Selected Bibliography

Abd El-Aziz, G.N. and Balbaa, L.K. (2007) Influence of tyrosine and zinc on growth, flowering and chemical constituents of Salvia farinacea plants. World J. Agric. Sci., 75: 1479-1489.

Abou Dahab T.A.M and Abd El-Aziz, H.G. (2006). Physiological Effect of Diphenylamin and tryptophan on the growth and chemical constituents of Philodendron erubescens plants. World J. Agric. Sci., 75:75-81.
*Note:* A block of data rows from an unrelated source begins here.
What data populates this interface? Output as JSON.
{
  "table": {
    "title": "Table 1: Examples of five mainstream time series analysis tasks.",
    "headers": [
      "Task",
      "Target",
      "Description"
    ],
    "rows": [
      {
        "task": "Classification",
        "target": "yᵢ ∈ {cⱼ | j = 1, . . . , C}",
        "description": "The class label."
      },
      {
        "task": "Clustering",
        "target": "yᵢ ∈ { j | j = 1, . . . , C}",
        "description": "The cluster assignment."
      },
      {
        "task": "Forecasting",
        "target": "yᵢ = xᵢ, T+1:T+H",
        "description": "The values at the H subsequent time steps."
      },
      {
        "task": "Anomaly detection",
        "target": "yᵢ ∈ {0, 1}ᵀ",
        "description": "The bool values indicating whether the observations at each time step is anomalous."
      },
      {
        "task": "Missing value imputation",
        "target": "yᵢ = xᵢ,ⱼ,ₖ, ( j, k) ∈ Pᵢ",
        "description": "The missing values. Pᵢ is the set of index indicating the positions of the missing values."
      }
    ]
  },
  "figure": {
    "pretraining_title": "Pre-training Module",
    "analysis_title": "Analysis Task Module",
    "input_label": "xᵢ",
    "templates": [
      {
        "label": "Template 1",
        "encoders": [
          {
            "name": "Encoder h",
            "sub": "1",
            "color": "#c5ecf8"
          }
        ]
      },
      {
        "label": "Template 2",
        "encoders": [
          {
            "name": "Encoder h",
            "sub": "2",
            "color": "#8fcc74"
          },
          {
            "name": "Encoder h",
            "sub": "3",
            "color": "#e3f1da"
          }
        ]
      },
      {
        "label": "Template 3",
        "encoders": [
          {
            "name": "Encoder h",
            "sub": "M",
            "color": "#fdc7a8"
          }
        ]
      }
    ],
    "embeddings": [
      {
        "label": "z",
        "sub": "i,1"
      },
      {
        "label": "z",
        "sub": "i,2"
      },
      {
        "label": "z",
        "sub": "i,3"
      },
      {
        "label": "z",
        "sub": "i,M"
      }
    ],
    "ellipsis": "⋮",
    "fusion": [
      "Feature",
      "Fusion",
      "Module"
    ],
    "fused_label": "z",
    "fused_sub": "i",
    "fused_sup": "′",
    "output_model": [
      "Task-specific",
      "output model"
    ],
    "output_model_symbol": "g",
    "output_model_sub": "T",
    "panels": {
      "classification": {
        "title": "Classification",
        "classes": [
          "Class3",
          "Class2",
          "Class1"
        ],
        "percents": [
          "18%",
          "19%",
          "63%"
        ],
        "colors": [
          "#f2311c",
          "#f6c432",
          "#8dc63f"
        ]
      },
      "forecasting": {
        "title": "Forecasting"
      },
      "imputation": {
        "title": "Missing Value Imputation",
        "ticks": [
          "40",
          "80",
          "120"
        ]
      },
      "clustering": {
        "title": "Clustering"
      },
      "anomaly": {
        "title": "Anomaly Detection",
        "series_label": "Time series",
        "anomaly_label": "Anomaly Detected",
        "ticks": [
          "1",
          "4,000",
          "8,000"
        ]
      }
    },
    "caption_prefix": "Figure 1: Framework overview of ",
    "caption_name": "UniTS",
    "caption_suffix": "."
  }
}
Davies, D.D. (1982). Physiological aspect of protein turnover. p.190-228. In: Encycl. Pl. Physiol., New Series, 14 A (Nucleic acids and proteins: structure, biochemistry and physiology of proteins). (Boulter, D. and B. Partier, eds.) Springer Verlag, Berlin, Heidelberg & New York.

Talaat, I.M. (2005) Physiological effect of salicylic acid and typtophan on Pelorgomium graveolens L. Egypt. J. Appl. Sci., 20: 751-760.

Talaat, I.M. and Youssef, A.A. (2002) The role of the amino acids lysine and ornithine in growth and chemical constituents of basil plants. Egypt. J. Appl. Sci., 17: 83-95.

Waller, G.R and E.K. Nowaki. (1978). Alkaloid, Biology and Metabolism in Plants. Plenum Press, New York.